Thanksgiving is a little like Christmas in that we easily forget its original context which, in the case of Christmas is, of course, the incarnation of God.
The focus of Thanksgiving is the generosity of our Creator as revealed in nature and in each other.
I suggest that family celebrations of these days make a lot of sense as long as the principal focus is respected.
For the Church, the celebration of Christmas is second only to Easter in its importance. But Thanksgiving Day is given little or no prominence. Why?
Well, I can assure you that it is not due to a prominent turkey-rights lobby in Rome!
The reason would seem to be that the element of thanksgiving is so firmly imbedded in every Mass we celebrate as to make a special feast day superfluous. Remember that the word “Eucharist” actually means “Thanksgiving.”
You know, if a Jew of the pre-Christian era was to join us in the celebration of the Eucharist, his eyes would light up in joyful recognition and the memories of centuries long past would parade before him as he joined us in exclaiming: “The Lord be with you ...and with your spirit ...lift up your hearts ...we have lifted them up to the Lord.” And finally, at the conclusion of the preface, he would praise the one God in words that he had learned as a child: “Holy, holy, holy ...Lord God of power and might.”
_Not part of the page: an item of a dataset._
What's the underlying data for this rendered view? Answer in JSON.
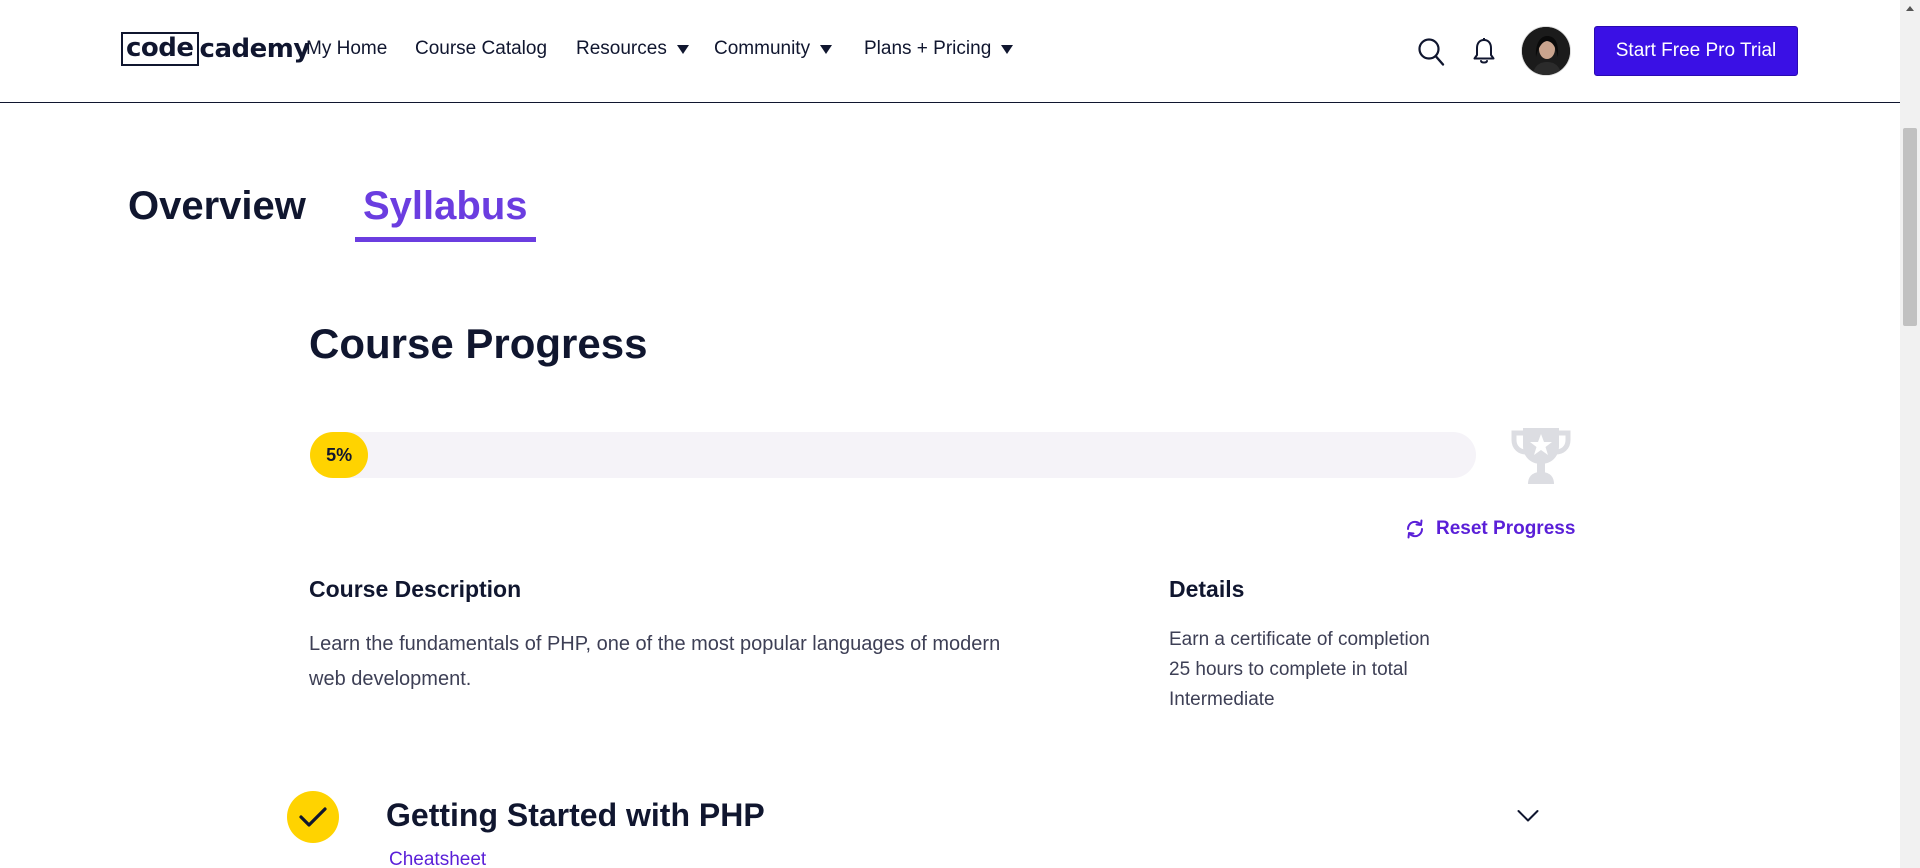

Thus began the Eucharistic prayer of ancient Judaism and thus too, as you well know, begin the Eucharistic or Thanksgiving prayers of the Mass.
Clearly thanksgiving prayers are central to Judeo-Christian worship. Our forefathers of both traditions, because of their closeness to the soil, truly experienced God’s bounty in the harvest. For this they thanked God in liturgical and in private prayer.
The earth, the rain, the sun, the seed, human intelligence, diligence and labour.
God and man at work …in harmony …like so many today, they bowed their heads in prayer before sharing a meal and when the harvest was in, they declared a HOLY DAY…a day of rest …of rejoicing ...of thanksgiving.
But does it not seem that the whole concept of Thanksgiving Day, though, at best, suited to the rural environment is almost anachronistic when transposed into the context of a large, modern, urban centre?
When we go shopping amidst the endless array of fresh and packaged foods so typical of 1st. World cities, we are not half as inspired to whisper a prayer of thanksgiving as we are to emit a groan of frustration with the high prices.
Have we forgotten our roots? Have we become jaded, taking it all for granted knowing that if a crop fails in California, we can simply import from Mexico?
And this, I believe leads into the BIG question: Have we lost that awareness of dependency so necessary to the spirit of thanksgiving …indeed so necessary to the spirit of religion itself?
Even the word “dependent” has taken on a negative connotation …especially when juxtaposed to the word “independent.”
Perhaps more of us need to apply the brakes, step back and show ourselves to be sufficiently independent as to happily assert our dependency upon God and upon each other.